More than two-thirds or 70 per cent of Kenyans are
pessimistic about their prospects in 2014. They cited increasing cost
of essential goods and services, scarce job opportunities and rising
insecurity as their reasons for despair.
“Inflation and the high cost of living are making
Kenyans downbeat. Although the economy has grown at a macro level, the
benefits of this growth have not trickled down to the ordinary
mwananchi,” said Ipsos-Synovate Kenya managing director Maggie Ireri.
The end-of-year survey carried out in November in
major urban centres and rural areas asked 1,619 respondents about their
outlook and prospects of the coming year.

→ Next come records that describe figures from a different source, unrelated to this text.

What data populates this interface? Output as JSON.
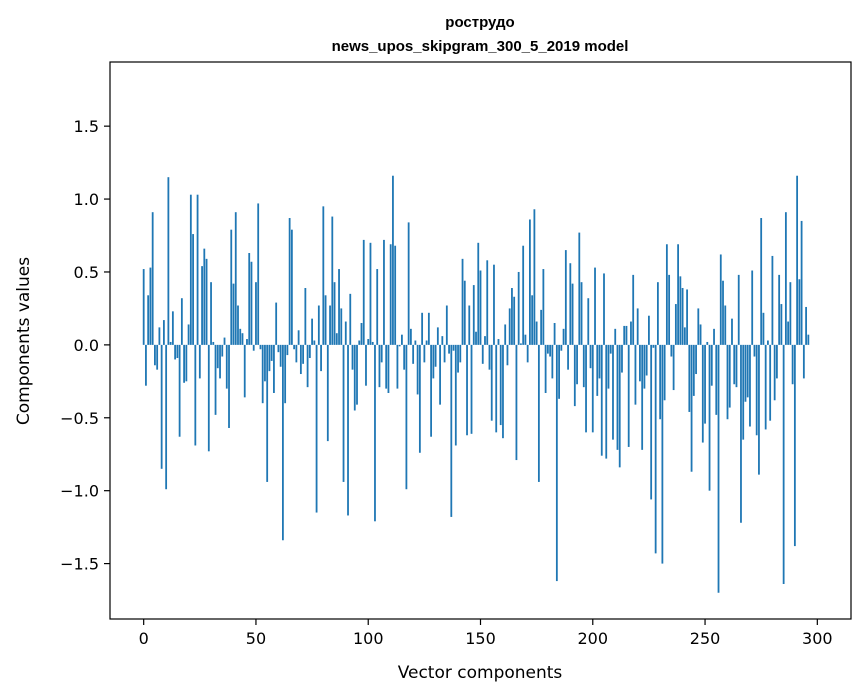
{
  "chart_data": {
    "type": "bar",
    "title_line1": "рострудо",
    "title_line2": "news_upos_skipgram_300_5_2019 model",
    "xlabel": "Vector components",
    "ylabel": "Components values",
    "xlim": [
      -15,
      315
    ],
    "ylim": [
      -1.88,
      1.94
    ],
    "xticks": [
      0,
      50,
      100,
      150,
      200,
      250,
      300
    ],
    "yticks": [
      -1.5,
      -1.0,
      -0.5,
      0.0,
      0.5,
      1.0,
      1.5
    ],
    "ytick_labels": [
      "−1.5",
      "−1.0",
      "−0.5",
      "0.0",
      "0.5",
      "1.0",
      "1.5"
    ],
    "bar_color": "#1f77b4",
    "grid": false,
    "values": [
      0.52,
      -0.28,
      0.34,
      0.53,
      0.91,
      -0.14,
      -0.17,
      0.12,
      -0.85,
      0.17,
      -0.99,
      1.15,
      0.02,
      0.23,
      -0.1,
      -0.09,
      -0.63,
      0.32,
      -0.26,
      -0.25,
      0.14,
      1.03,
      0.76,
      -0.69,
      1.03,
      -0.23,
      0.54,
      0.66,
      0.59,
      -0.73,
      0.43,
      0.02,
      -0.48,
      -0.16,
      -0.23,
      -0.08,
      0.05,
      -0.3,
      -0.57,
      0.79,
      0.42,
      0.91,
      0.27,
      0.11,
      0.08,
      -0.36,
      0.04,
      0.63,
      0.57,
      -0.04,
      0.43,
      0.97,
      -0.03,
      -0.4,
      -0.25,
      -0.94,
      -0.18,
      -0.11,
      -0.33,
      0.29,
      -0.05,
      -0.15,
      -1.34,
      -0.4,
      -0.07,
      0.87,
      0.79,
      -0.03,
      -0.12,
      0.1,
      -0.2,
      -0.13,
      0.39,
      -0.29,
      -0.09,
      0.18,
      0.03,
      -1.15,
      0.27,
      -0.18,
      0.95,
      0.34,
      -0.66,
      0.27,
      0.88,
      0.43,
      0.08,
      0.52,
      0.25,
      -0.94,
      0.16,
      -1.17,
      0.35,
      -0.17,
      -0.45,
      -0.41,
      0.03,
      0.15,
      0.72,
      -0.28,
      0.04,
      0.7,
      0.02,
      -1.21,
      0.52,
      -0.29,
      -0.12,
      0.72,
      -0.3,
      -0.33,
      0.69,
      1.16,
      0.68,
      -0.3,
      -0.01,
      0.07,
      -0.17,
      -0.99,
      0.84,
      0.11,
      -0.13,
      0.03,
      -0.34,
      -0.74,
      0.22,
      -0.12,
      0.03,
      0.22,
      -0.63,
      -0.23,
      -0.15,
      0.12,
      -0.41,
      0.06,
      -0.12,
      0.27,
      -0.06,
      -1.18,
      -0.04,
      -0.69,
      -0.19,
      -0.12,
      0.59,
      0.44,
      -0.62,
      0.27,
      -0.61,
      0.41,
      0.09,
      0.7,
      0.51,
      -0.13,
      0.06,
      0.58,
      -0.17,
      -0.52,
      0.55,
      -0.6,
      0.04,
      -0.55,
      -0.64,
      0.14,
      -0.14,
      0.25,
      0.39,
      0.33,
      -0.79,
      0.5,
      0.01,
      0.68,
      0.07,
      -0.12,
      0.86,
      0.34,
      0.93,
      0.16,
      -0.94,
      0.24,
      0.52,
      -0.33,
      -0.06,
      -0.08,
      -0.23,
      0.15,
      -1.62,
      -0.37,
      -0.04,
      0.11,
      0.65,
      -0.17,
      0.56,
      0.42,
      -0.42,
      -0.27,
      0.77,
      0.43,
      -0.29,
      -0.6,
      0.32,
      -0.16,
      -0.6,
      0.53,
      -0.35,
      -0.23,
      -0.76,
      0.49,
      -0.78,
      -0.3,
      -0.06,
      -0.65,
      0.11,
      -0.72,
      -0.84,
      -0.19,
      0.13,
      0.13,
      -0.7,
      0.16,
      0.48,
      -0.41,
      0.25,
      -0.25,
      -0.72,
      -0.3,
      -0.21,
      0.2,
      -1.06,
      -0.02,
      -1.43,
      0.43,
      -0.51,
      -1.5,
      -0.38,
      0.69,
      0.48,
      -0.08,
      -0.31,
      0.28,
      0.69,
      0.47,
      0.39,
      0.12,
      0.38,
      -0.46,
      -0.87,
      -0.35,
      -0.2,
      0.25,
      0.14,
      -0.67,
      -0.54,
      0.02,
      -1.0,
      -0.28,
      0.11,
      -0.48,
      -1.7,
      0.62,
      0.44,
      0.27,
      -0.51,
      -0.43,
      0.18,
      -0.27,
      -0.29,
      0.48,
      -1.22,
      -0.65,
      -0.39,
      -0.36,
      -0.56,
      0.51,
      -0.08,
      -0.62,
      -0.89,
      0.87,
      0.22,
      -0.58,
      0.03,
      -0.52,
      0.61,
      -0.38,
      -0.23,
      0.48,
      0.28,
      -1.64,
      0.91,
      0.16,
      0.43,
      -0.27,
      -1.38,
      1.16,
      0.45,
      0.85,
      -0.23,
      0.26,
      0.07
    ]
  }
}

Overall, 60 per cent of Kenyans expressed fears
that inflation will worsen in the coming year and similar worries were
expressed on unemployment (37 per cent), crime and insecurity (33 per
cent) and increased political bickering (37 per cent).
The negative sentiments come barely a month after
the World Bank cut Kenya’s economic growth forecast for 2014 to five per
cent from the 5.7 per cent it had earlier projected in June 2013.
Kenya’s GDP expanded by 4.6 per cent in 2012
compared to a growth of 4.4 per cent a year earlier but the country is
yet to reach the 7.1 per cent tempo registered in 2007.
The Bretton Woods institution said low levels of
absorption of funds by State departments and a high interest regime were
responsible for slowing down growth.
The findings highlight Kenyans’ growing
frustrations with almost half of respondents in the Ipsos-Synovate
survey or 49 per cent feeling their economic situations have worsened in
the last nine months under President Uhuru Kenyatta’s Jubilee
government.
Kenya’s economy expanded by 4.4 per cent in the
third quarter of this fiscal year which was slightly slower than the 4.5
per cent growth recorded during the same quarter of 2012, data from
Kenya National Bureau of Statistics (KNBS) show.
“The economy is growing but the benefits are not
trickling down to the base of the pyramid hence the gap between the rich
and the poor is widening,” said PKF Eastern Africa CEO Atul Shah.
Ms Ireri pointed out that in at least six national
household surveys the firm has conducted over the past one year, high
cost of living has repeatedly been mentioned as the most pressing
problem facing Kenyans.
It is the first time in two years that worsening
economic conditions have put a damper on Kenya’s New Year celebrations,
and analysts link it to the introduction of value added tax (VAT) on a
wide range of essential goods that were previously zero-rated.